How to get buy-in from diverse customer groups
Brands live and die by customers relationships. Instead of making a quick buck, brands should focus on building connections as it will boost customer loyalty and lifetime value. Customers choose brands they like the look of but only stay with the brands they trust. What that trust means depends on the brand and its offering.
Can your customers depend on receiving the best value for money, the highest quality or most user-friendly customer experience? Can they expect your brand to always do the right thing for the environment?
One thing is sure: building long-term customer relationships is time-consuming. And like all relationships, they can be fragile.

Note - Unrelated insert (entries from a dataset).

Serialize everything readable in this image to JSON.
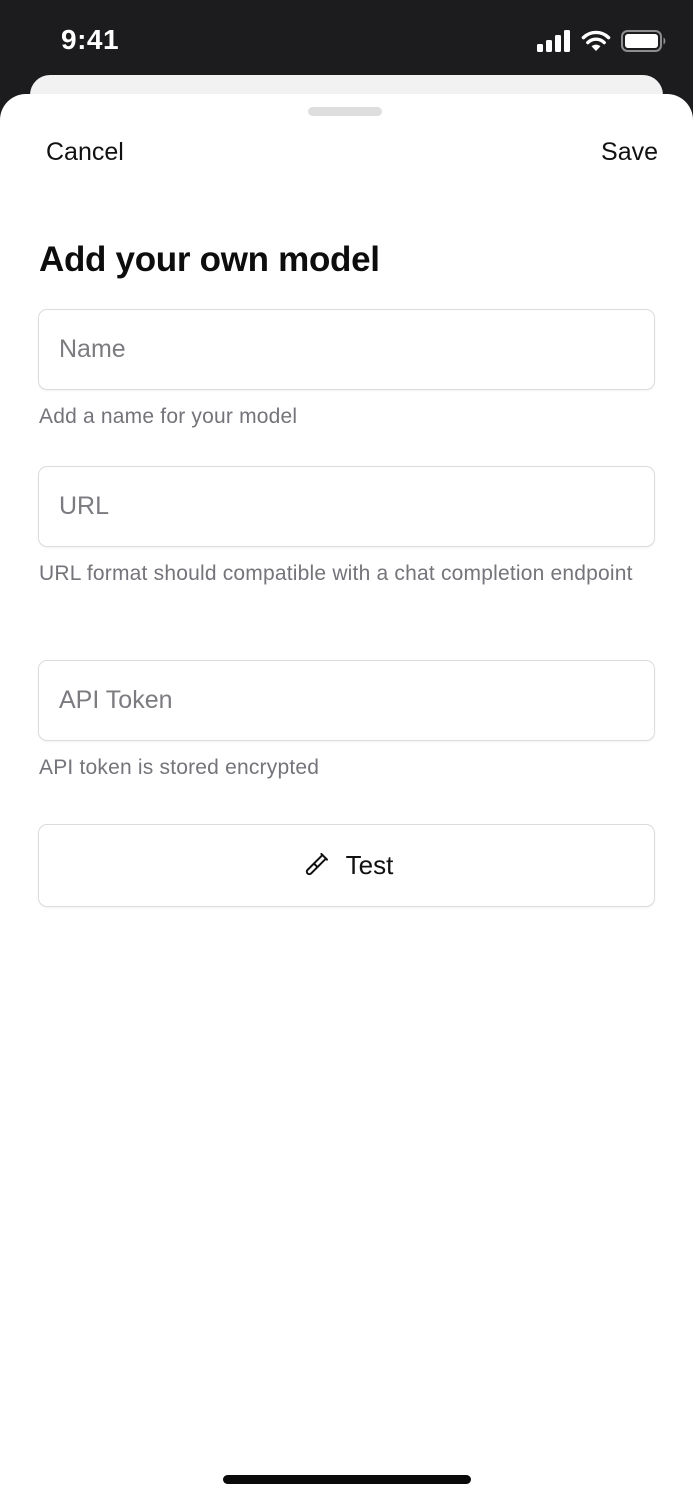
{
  "status_bar": {
    "time": "9:41",
    "icons": [
      "cellular-signal-icon",
      "wifi-icon",
      "battery-icon"
    ]
  },
  "nav": {
    "cancel_label": "Cancel",
    "save_label": "Save"
  },
  "title": "Add your own model",
  "fields": {
    "name": {
      "placeholder": "Name",
      "value": "",
      "helper": "Add a name for your model"
    },
    "url": {
      "placeholder": "URL",
      "value": "",
      "helper": "URL format should compatible with a chat completion endpoint"
    },
    "api_token": {
      "placeholder": "API Token",
      "value": "",
      "helper": "API token is stored encrypted"
    }
  },
  "test_button": {
    "label": "Test",
    "icon": "test-tube-icon"
  },
  "colors": {
    "screen_background": "#1c1c1e",
    "sheet_background": "#ffffff",
    "text_primary": "#111111",
    "text_secondary": "#74747a",
    "border": "#dcdcdc"
  }
}
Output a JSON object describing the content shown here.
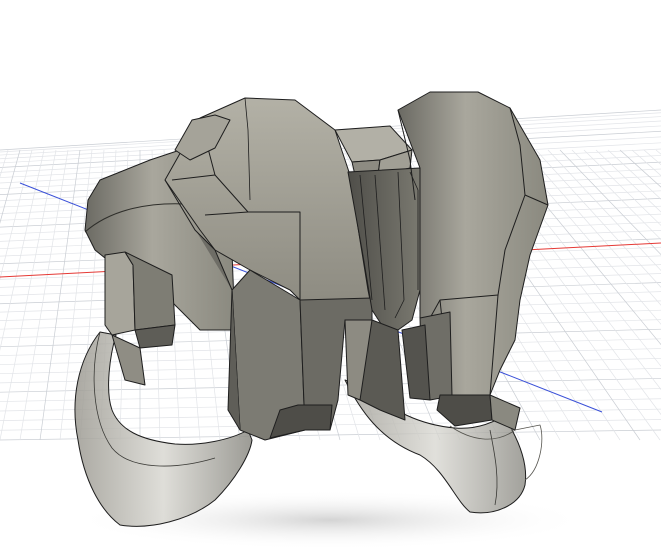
{
  "viewport": {
    "background": "#ffffff",
    "grid_color": "#c9cdd3",
    "grid_minor_color": "#e2e4e8",
    "x_axis_color": "#e53935",
    "y_axis_color": "#3a50d8"
  },
  "model": {
    "base_color": "#8e8d85",
    "light_color": "#b9b7ad",
    "dark_color": "#5e5d57",
    "edge_color": "#1e1e1e",
    "shadow_color": "#dcdcdc"
  }
}
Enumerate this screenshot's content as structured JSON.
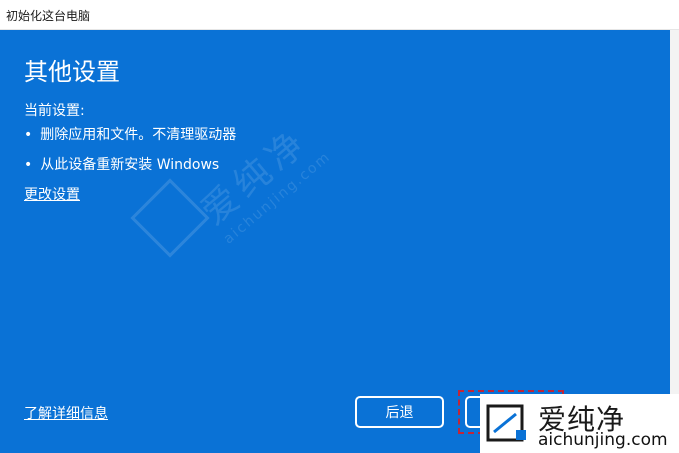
{
  "window": {
    "title": "初始化这台电脑"
  },
  "main": {
    "heading": "其他设置",
    "current_label": "当前设置:",
    "bullets": [
      "删除应用和文件。不清理驱动器",
      "从此设备重新安装 Windows"
    ],
    "change_link": "更改设置",
    "learn_more_link": "了解详细信息"
  },
  "buttons": {
    "back_label": "后退",
    "next_label": ""
  },
  "watermark": {
    "cn": "爱纯净",
    "en": "aichunjing.com"
  },
  "logo": {
    "cn": "爱纯净",
    "en": "aichunjing.com"
  },
  "colors": {
    "panel_blue": "#0a72d6",
    "focus_ring": "#c0263a",
    "text_white": "#ffffff"
  },
  "icons": {
    "bullet": "•",
    "logo": "aichunjing-logo-icon"
  }
}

It's no wonder that marketing teams up and down the country commit their annual budgets to nurture and to grow these connections. They dedicate hundreds of hours to cultivating these customer-brand relationships. It's no mean feat, especially when you consider the challenges of simultaneously dealing with multiple, entirely different stakeholder groups. Because let's face it, most brands can't cluster their customers into one big homogenous group.
The customer group divide
The situation at PayByPhone is no different. It requires a complex strategy to deal with diverse stakeholder groups who all have different needs and expectations from our brand.
We recently announced a new global structure that allows us to focus on three key customer groups. Our Client group includes cities, local authorities and parking operators that need intelligent parking solutions for visitors to their city centres and locations. Corporate covers fleets and businesses with an on-the-go workforce. Consumers are the drivers who need to park their cars and don't want to waste precious minutes paying to park.
We're lucky to have the breadth and depth in our team to cover all aspects of marketing and operations, but it's a necessity, not a luxury. Our key Corporate solution launched last year and has grown by 250% since; we have more than 150 Clients and upwards of 12 million registered UK Consumers.
It's a very complex job, especially as the three stakeholder groups' needs are so different and distinctive. At the same time, individuals can be part of two or more groups. A sales manager on the road visiting clients during the week might take her family shopping on the weekend. The parking operator managing parking at the local national park will be a parking customer when he walks the dog on the grounds on a Sunday.
Brands need to be guided by their brand identity and values when building relations with multiple, disparate customer groups. By approaching those relationships from a higher level, brands can communicate while staying true to what they stand for in a way that appeals and is appropriate to each group.
For example, how we as a business treat our planet matters to us, and it is a cornerstone of all our stakeholder activity, regardless of the customer groups with which we engage. The activities certainly won't be the same, and of course, we can't use the messaging verbatim across all customer groups. However, the core of who we are and what we are about is the same.
Building brand equity
One of the main challenges that brands have is the transactional nature of their customer interactions. Nowhere is that more evident than in the parking industry, where the benefits are not immediately apparent. Parking in a convenient location removes the need to walk far, but paying for parking also eliminates the risk of a parking fine.
Customers can be fickle and might seek out cheaper alternatives or go after the next, big shiny object. However, to retain their attention, brands need to move the needle from being in the risky transactional space to the more favourable and comfortable position where the brand becomes a brand of choice. It is the rarefied air where brand value and trust lead to brand loyalty.
Brands can only achieve this level of customer relationship with long-term, positive communication that drives engagement, backed up with superior customer service.
Achieving this is a feat. But even when brands manage to reach this pinnacle, there's no resting on your laurels. Brands must work every day to stay there and to improve because while getting there is one thing, staying there is quite another.
Staying ahead of competitors
Customers will always have an alternative. In our industry, they can choose to park further away, not take the car, risk a fine, or worse, not even care about getting fined – to the frustration of the corporate fleet manager, for example. And sometimes, they will have a choice of mobile payment providers.
The competition will be breathing down your neck every step of the way, waiting to lure your customers from you. Having positive customer relationships built on trust will ultimately set your brand apart from the competition.
Brands mustn't rely on building a better mousetrap to keep competitors at bay. Of course, that's important, but the brand's ethics, emotional intelligence and 'going the extra mile' will tip the scale in its favour.
By focusing on nurturing customer relationships across segments, a brand can improve its marketing and maximise its campaign budget. It's the only way to build a brand that customers groups want to buy into – and not just buy from.